The Bangko Sentral ng Pilipinas (BSP) has enhanced the rules on single borrowers’ limit (SBL) to allow banks to readily support the financing requirements of the economy.
BSP Governor Felipe Medalla said the central bank’s Monetary Board issued Resolution 1869 on Dec. 27, 2022, approving the amendments to the pertinent provisions of the Manual of Regulations for Banks (MORB), which govern the credit exposure limits to a single borrower and definition of capital used for purposes of determining compliance with prudential limits and requirements.
Medalla said the new policy aligns the BSP regulations with internationally recognized standards on credit risk transfer and globally accepted rules on trade and finance transactions.
“The policy enhancements aim to make the BSP rules more responsive to evolving business and credit risk management practices. This is a timely measure since it provides banks with flexibility in utilizing effective credit risk mitigation techniques, which would allow them to prudently expand credit exposures in line with growth of the economy,” Medalla said.

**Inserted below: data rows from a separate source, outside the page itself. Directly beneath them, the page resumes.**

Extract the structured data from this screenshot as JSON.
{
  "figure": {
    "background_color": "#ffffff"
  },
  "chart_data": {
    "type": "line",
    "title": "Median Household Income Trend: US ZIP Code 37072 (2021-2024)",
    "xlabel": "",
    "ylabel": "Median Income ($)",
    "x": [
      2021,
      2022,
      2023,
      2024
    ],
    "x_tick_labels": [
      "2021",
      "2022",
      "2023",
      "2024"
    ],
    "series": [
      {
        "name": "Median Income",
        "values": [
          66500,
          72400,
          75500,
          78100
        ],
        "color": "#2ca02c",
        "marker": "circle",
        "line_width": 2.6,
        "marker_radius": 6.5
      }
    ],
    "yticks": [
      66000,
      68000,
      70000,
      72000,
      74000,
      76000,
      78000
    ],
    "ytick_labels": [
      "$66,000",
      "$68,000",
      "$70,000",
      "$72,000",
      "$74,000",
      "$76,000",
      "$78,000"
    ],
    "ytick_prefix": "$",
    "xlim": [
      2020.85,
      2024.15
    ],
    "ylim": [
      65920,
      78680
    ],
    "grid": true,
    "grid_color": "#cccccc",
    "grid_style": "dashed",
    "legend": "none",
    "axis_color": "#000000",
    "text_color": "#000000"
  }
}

The SBL prevents an overconcentration of credit risk, and imposes a ceiling on the amount of loans, credit accommodations and guarantees that a bank or financial institution can extend to a single borrower or its related entities.
The amended SBL regulations provide minimum operational requirements for a credit risk transfer arrangement to be considered as effective.
These are patterned after the credit risk mitigation requirements of the Basel III capital standards, which ensure that a particular credit risk transfer arrangement is binding on all parties, legally enforceable in all relevant jurisdictions, as well as direct, explicit, irrevocable and unconditional, among others.
The revised SBL rules also recognize guarantees between a bank’s head office and its branches or between a bank’s branches located in different jurisdictions as an effective credit risk transfer, subject to certain conditions.
The documentation of such intrabank guarantee must be issued in accordance with internationally recognized rules on finance transactions where the bank’s head office and branch are treated as separate entities with respect to the payment of such obligation.
Moreover, the total amount of the intrabank guarantees must not exceed 100 percent of the total loan portfolio of the bank concerned as of the end of the preceding month.
Given these controls, the regulator is dispensing with the prior BSP approval requirement on every credit transaction covered by a credit risk transfer arrangement for these to be excluded from exposures that are subject to SBL.
“The removal of the prior BSP requirement upholds the BSP’s expectations for banks to exercise sound risk governance and be primarily responsible for managing credit risk on their exposures. It also streamlines the lending process of banks, allowing them to readily support the financing requirements of the country,” Medalla said.
The new regulations, the BSP chief said, would take effect on July 1 to provide banks with reasonable time to make the necessary adjustments to their policies and procedures to ensure a smooth transition to the operational requirements for employing credit risk transfer arrangements.
In view of the changes, banks shall continue to use the existing SBL framework as of end-December 2022 during the transition period from Jan. 1 to June 30 to minimize disruption in the lending operations of banks.
The new framework also includes the use of 30 percent SBL by all banks, and the grant of exposures by covered foreign bank branches at amounts which shall not exceed the 30 percent SBL using as reference point two times the level of their prescribed regulatory capital.
Likewise, the new regulations revised the definition of regulatory capital, which is used as base in computing the SBL, among other prudential limits, to include other instruments, which may be likened to preferred stocks, subject to certain criteria such as but not limited to minimum maturity of years.
This provides a bank with more options as regards the types of instruments that it can use to boost capital to back up growth in its lending and investment activities.
The enhancement of the SBL regulations is part of the central bank’s initiatives to promote banking system stability through the adoption of sound credit risk management and regulatory capital standards.